When his appetite for something particular was aroused, as often happens, he seldom ate that thing afterward. Once, when in an infirmity he had eaten a little chicken, after he regained his strength of body he entered the city of Assisi, and when he had come to the gate of the city, he commanded a certain brother who was with him to tie a rope about his neck and to drag him in this way like a robber through the entire city and to shout in the voice of a herald, saying, "Behold the glutton who has grown fat on the meat of chickens, which he ate without you knowing about it."
Many therefore ran to see so great a spectacle, and weeping together with great sighs, they said, "Woe to us miserable ones, whose whole life is spent in blood and who nourish our hearts and bodies with uncleanness and drunkenness." And thus, pierced to the heart, they were moved to a better way of life by so great an example.

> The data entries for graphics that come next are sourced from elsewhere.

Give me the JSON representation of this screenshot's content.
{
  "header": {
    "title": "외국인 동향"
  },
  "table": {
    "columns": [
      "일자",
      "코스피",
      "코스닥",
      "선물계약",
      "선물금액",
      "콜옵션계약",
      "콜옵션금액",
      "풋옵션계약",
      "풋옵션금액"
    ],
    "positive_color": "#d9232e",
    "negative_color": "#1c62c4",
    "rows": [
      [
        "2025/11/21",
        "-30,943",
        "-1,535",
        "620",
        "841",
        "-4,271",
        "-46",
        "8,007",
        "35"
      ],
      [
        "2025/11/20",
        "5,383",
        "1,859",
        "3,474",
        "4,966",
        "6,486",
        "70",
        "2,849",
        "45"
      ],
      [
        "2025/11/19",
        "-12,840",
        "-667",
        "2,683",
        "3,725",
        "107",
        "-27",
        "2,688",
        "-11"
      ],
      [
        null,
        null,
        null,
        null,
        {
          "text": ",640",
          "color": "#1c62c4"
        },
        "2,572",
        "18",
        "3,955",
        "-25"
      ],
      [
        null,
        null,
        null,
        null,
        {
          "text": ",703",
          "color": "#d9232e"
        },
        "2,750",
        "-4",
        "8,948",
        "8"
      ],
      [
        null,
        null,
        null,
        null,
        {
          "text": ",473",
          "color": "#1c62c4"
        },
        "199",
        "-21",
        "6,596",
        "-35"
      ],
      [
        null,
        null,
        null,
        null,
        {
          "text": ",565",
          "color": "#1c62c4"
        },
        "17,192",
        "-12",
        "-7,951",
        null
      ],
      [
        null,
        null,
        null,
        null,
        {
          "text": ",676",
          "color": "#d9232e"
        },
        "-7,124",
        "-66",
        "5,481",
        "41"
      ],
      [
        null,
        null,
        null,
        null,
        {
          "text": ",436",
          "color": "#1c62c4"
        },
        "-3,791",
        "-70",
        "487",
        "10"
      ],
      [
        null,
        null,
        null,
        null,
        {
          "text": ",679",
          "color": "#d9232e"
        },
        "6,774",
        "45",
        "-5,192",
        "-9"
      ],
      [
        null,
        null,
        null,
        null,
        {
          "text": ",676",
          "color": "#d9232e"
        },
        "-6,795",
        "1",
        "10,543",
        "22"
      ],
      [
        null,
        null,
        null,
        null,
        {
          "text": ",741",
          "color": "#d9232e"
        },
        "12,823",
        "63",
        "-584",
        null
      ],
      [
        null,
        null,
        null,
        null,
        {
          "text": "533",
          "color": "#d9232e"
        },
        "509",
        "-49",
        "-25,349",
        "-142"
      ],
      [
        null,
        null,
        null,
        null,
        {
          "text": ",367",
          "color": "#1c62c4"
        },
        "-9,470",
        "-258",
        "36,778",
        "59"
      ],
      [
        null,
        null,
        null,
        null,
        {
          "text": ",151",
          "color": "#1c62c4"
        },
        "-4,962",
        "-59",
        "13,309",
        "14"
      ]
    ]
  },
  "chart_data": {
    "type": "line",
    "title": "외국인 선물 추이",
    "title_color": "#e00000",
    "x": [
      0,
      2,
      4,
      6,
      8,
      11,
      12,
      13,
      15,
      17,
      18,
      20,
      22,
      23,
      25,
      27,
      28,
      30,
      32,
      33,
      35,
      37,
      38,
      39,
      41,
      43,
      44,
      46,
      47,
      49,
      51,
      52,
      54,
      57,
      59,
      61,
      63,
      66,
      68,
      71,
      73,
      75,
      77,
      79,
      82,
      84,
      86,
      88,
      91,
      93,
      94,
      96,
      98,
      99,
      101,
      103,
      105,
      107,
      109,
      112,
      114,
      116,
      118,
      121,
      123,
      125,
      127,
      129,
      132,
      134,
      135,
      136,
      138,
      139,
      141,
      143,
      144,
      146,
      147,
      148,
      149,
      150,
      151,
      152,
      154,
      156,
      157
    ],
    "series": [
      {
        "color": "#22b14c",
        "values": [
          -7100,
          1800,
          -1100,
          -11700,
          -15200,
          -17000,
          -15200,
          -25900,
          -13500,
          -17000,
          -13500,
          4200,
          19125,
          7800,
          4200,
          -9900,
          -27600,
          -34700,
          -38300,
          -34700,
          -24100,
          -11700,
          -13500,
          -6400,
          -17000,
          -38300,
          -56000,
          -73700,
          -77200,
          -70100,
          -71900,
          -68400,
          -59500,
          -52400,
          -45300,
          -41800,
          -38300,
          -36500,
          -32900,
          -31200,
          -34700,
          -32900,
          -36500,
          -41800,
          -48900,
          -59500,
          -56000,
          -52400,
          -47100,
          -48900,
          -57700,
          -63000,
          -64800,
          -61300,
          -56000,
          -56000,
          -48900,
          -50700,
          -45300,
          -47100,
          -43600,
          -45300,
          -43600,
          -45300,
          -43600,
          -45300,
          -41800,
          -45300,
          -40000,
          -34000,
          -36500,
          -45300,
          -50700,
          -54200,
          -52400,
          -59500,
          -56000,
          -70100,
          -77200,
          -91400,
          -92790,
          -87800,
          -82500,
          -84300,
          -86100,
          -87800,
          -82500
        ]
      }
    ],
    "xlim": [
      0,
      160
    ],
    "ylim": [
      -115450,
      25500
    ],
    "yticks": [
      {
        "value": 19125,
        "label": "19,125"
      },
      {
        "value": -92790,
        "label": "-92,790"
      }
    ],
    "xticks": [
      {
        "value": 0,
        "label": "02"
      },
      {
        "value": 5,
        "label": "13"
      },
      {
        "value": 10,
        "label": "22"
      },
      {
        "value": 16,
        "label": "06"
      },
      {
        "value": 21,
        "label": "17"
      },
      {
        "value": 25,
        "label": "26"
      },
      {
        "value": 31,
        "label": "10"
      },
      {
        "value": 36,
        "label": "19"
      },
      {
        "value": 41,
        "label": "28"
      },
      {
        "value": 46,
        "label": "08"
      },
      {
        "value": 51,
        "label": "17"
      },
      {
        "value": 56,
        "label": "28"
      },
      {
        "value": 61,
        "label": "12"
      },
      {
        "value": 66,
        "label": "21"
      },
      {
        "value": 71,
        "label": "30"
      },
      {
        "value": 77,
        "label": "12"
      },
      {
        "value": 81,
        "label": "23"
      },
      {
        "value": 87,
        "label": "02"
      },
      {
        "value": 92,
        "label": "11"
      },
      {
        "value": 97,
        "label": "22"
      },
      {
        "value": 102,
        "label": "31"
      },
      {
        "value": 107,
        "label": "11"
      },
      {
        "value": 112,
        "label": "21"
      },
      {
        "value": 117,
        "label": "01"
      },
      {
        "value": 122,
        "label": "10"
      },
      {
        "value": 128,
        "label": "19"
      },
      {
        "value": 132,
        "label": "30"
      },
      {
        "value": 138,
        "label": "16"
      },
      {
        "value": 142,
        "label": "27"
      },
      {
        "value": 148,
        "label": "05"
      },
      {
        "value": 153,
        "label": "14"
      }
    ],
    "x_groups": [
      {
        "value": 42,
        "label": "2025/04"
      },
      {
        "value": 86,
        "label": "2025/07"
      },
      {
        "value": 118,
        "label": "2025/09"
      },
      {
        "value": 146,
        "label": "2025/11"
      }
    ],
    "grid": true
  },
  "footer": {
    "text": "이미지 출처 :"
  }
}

Often, when he was honored by all, he suffered the deepest sorrow, and rejecting the favor of men, he would see to it that he would be rebuked by someone. He would call some brother to him, saying to him, "In obedience, I say to you, revile me harshly and speak the truth against the lies of these others." And when that brother, though unwilling, would say he was a boor, a hired servant, a worthless being, Francis, smiling and applauding very much, would reply, "May the Lord bless you, for you have spoken most truly; it is becoming that the son of Peter of Bernardone should hear such things."